Another limitation concerns the possibility of sharing the list of potentially relevant papers with other users or reviewers. LiteRev does not offer this functionality yet; hence, double screening of papers and comparison of results are not possible at the moment. To overcome this limitation, the user has the option to export their list of papers into a CSV format, which can be uploaded on Rayyan or other similar software for systematic reviews.

As of today, LiteRev is still intended to complement rather than replace full systematic reviews. Finally, by January 2023, no public web-based user interface is available yet.

Comparisons and Future Work

The systematic review tool [35] maintains a searchable database of tools that can be used to assist in many aspects of LR studies, several of which aim to semiautomate parts of the review process. At the end of February 2022, we identified 14 tools (out of which 9 were free) designed to semiautomate searching and screening with only 4 of them providing text analysis functionalities (, SRDB.PRO, StArt, and Sysrev). In addition, since the beginning of 2022, a collaborative team at Utrecht University created a repository that aims to give an overview and comparison of software used for systematically screening large amounts of textual data using ML [36]. The process of the initial selection of the software tools is described in the Open Science Framework [37]. Out of the 9 software listed, 4 were free and 2 were in addition open-source (ASReview [38] and FASTREAD [39]). Most of them were using TF-IDF for feature extractions with other methods being Word(Doc)2Vec, and one also using Sentence Embeddings Using Siamese BERT Networks (ASReview). All of them were then using classifiers (mainly support vector machine) with or without balancing techniques with ASReview allowing users to choose between different algorithms. None were using a combination of unsupervised learning techniques (PaCMAP and HDBSCAN) in conjunction with a k-NN search. When we have fulfilled the inclusion criteria, we plan to make a pull request and add LiteRev to the overview.

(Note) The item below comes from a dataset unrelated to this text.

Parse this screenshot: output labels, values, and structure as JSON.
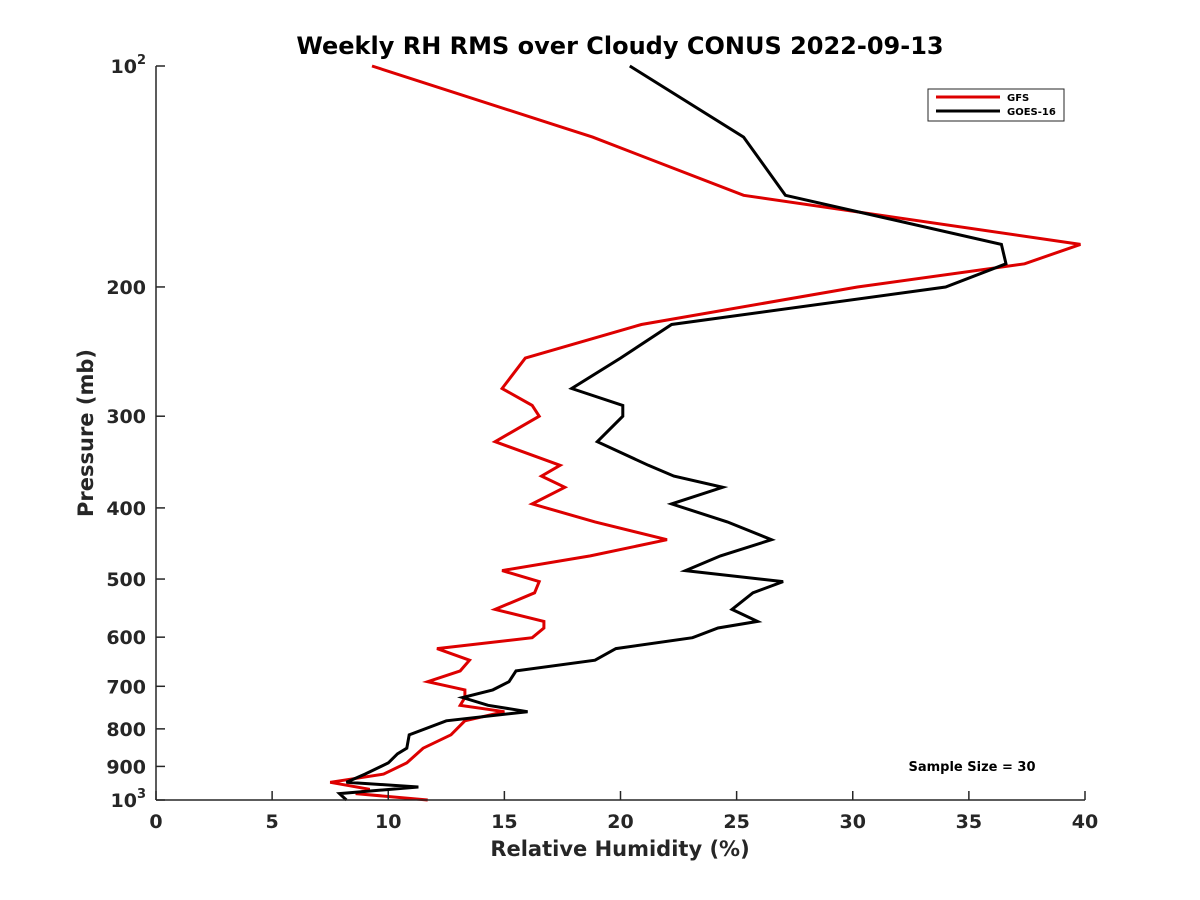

LiteRev is developed in an iterative way with continuous integration of feedbacks from users, and its modules can easily be updated or replaced depending on the needs of the users and the technical evolutions. We are further developing LiteRev by proposing a web application with a user-friendly interface and by adding more functionality in order to better automate the different stages of an LR. We are also planning to implement a living review [40] by retrieving new papers on each research question in our database (eg, “HIV” AND “Africa”) on a regular basis (eg, every month), and each new paper will be text processed and assigned to the topic it belongs to using a predictive algorithm. Although we compared the performance of LiteRev with 1 manual LR in this paper, we plan to perform additional similar comparisons and performance evaluations in the future using other published LRs covering different topics.


We presented LiteRev, an automation tool that uses NLP and ML techniques to support, facilitate, and accelerate the conduction of LRs providing aid and automation to different steps involved in this process. Its different modules (retrieval of papers’ metadata from open-access databases using a search query, processing of texts, embedding and clustering, and finding of nearest neighbors) can easily be updated or replaced depending on the needs of the users and the technical evolutions. As more papers are published every year, LiteRev not only has the potential to simplify and accelerate LRs, but it also has the capability of helping the researcher get a quick and in-depth overview of any topic of interest.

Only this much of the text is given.